Artist of the week 85: Lisa Yuskavage

This article is more than 14 years old
This New York artist's hyper-sexualised pin-up girls, painted with the sophistication of Renaissance masters, are both funny and freaky

Lisa Yuskavage's grotesque pin-up girls are lurid and luscious. Her paintings depict women with swollen bellies, swinging hips and jumbo-size breasts, rosy cheeks and small cherry mouths. Often depicted falling out of their clothes in the bedroom, or romping in the great, candy-coloured outdoors, these are fantasy femmes who give with every desirable inch, even as their eyes are locked in introspection. They are at once deliciously inviting and at the same time intensely difficult to handle. As overblown sex objects, they seem to play to, yet also cross-examine, society's obsession with female sexuality.

In the past two decades the New York-based Yuskavage has emerged as one of the most provocative painters of her generation. Like her friend and peer John Currin, she does things that artists aren't supposed to do with paint. This has as much to do with her unholy mix of styles as her subject matter. These kitsch exaggerated nudes are realised with the sophistication of Renaissance masters – she cites the great Venetian artist Giovanni Bellini as one of her greatest influences – but the American popular painter Margaret Keane's impossibly cutesy images of saucer-eyed children have left their mark too.

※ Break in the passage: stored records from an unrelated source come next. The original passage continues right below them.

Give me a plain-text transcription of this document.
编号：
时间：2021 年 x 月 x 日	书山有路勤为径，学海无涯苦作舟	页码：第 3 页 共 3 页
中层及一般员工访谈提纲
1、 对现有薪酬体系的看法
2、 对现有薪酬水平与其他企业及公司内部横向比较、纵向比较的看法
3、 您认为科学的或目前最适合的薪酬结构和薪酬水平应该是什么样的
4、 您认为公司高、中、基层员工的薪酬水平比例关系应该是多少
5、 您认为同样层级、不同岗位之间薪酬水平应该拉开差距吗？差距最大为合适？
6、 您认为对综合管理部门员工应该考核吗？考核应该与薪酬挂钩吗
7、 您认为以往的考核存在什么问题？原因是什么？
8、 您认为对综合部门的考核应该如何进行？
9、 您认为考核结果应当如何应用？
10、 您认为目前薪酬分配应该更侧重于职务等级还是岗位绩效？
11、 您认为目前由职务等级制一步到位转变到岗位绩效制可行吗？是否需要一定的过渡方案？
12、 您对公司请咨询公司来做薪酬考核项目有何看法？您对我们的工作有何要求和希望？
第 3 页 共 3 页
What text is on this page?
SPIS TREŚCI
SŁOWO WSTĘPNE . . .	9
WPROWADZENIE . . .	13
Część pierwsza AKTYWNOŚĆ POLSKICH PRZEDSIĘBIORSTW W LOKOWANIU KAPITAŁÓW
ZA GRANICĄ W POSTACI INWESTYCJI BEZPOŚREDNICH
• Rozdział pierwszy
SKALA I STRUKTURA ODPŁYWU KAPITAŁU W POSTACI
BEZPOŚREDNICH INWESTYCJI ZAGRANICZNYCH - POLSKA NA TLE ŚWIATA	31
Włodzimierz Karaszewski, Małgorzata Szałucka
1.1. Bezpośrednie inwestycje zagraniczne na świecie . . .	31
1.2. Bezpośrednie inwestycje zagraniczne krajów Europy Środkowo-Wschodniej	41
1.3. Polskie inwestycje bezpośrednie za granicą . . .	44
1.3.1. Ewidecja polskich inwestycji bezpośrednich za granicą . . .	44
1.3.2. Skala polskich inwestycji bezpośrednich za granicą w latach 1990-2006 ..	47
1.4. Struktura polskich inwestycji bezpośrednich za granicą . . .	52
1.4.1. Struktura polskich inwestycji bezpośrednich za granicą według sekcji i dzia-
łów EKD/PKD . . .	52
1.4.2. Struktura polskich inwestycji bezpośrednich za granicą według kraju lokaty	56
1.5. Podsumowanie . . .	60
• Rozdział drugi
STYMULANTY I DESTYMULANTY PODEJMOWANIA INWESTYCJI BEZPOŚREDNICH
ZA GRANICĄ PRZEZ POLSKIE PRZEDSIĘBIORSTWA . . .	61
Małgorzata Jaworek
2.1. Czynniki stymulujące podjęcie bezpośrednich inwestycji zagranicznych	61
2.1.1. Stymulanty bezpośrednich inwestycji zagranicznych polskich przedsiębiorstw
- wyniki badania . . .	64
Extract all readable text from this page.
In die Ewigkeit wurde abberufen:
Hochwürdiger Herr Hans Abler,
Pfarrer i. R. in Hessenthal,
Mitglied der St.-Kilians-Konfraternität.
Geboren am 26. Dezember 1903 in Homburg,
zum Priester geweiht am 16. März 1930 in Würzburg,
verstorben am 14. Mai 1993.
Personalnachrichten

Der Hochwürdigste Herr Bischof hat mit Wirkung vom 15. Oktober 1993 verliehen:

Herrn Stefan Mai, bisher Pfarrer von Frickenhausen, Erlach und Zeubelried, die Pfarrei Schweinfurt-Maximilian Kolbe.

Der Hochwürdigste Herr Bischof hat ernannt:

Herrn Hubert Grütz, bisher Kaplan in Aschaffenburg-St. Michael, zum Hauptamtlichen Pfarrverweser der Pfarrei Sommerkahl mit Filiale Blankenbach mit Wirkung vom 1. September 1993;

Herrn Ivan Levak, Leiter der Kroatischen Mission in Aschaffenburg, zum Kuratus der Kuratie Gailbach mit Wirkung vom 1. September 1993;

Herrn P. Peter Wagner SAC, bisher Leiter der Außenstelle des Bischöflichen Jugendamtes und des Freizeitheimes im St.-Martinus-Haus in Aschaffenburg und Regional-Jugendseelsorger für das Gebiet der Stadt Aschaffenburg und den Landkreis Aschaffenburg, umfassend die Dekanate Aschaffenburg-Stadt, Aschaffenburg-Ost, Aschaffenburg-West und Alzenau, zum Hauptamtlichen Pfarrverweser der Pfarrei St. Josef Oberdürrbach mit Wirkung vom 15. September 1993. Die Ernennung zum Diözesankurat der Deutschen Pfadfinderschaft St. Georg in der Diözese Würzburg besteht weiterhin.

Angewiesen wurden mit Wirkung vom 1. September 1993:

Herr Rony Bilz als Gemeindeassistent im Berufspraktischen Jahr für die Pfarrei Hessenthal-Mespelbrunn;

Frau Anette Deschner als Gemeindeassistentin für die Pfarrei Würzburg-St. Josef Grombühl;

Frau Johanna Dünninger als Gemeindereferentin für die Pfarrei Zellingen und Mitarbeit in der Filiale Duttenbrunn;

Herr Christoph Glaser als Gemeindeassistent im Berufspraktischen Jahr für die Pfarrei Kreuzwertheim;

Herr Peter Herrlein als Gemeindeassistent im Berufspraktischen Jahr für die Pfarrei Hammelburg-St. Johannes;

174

Yuskavage's work wasn't always so brazen. For her New York debut show in 1990, she depicted women who demurely turned away. She now declares these paintings "weak and ashamed", and took a year off before returning with work reinvigorated. Her Bad Baby series from 1991 features semi-naked, doll-faced women timidly emerging from sweaty fuchsia pink, apple green or electric blue surfaces – a riff on colour field painting.

Sometimes Yuskavage's settings are subversively far-out, as with some of her latest paintings where figures in rainbow-striped stocks emerge from a rubble pile like post-apocalyptic Pippi Longstockings. Hinged between mystery and absurdity, they are as funny, freaky and frightening as they are titillating.

Why we like her: In her series of PieFace paintings, Yuskavage's women are painted with their faces covered, ludicrously, in custard pie – but something ferocious seems to lurk beneath.

Roleplay: When Yuskavage first began painting these hyper-sexualised women, she says she imagined a fictional male gaze: Dennis Hopper's character Frank Booth, the gas-inhaling deviant from Blue Velvet.

Where can I see her? At Greengrassi, London, until 29 May 2010.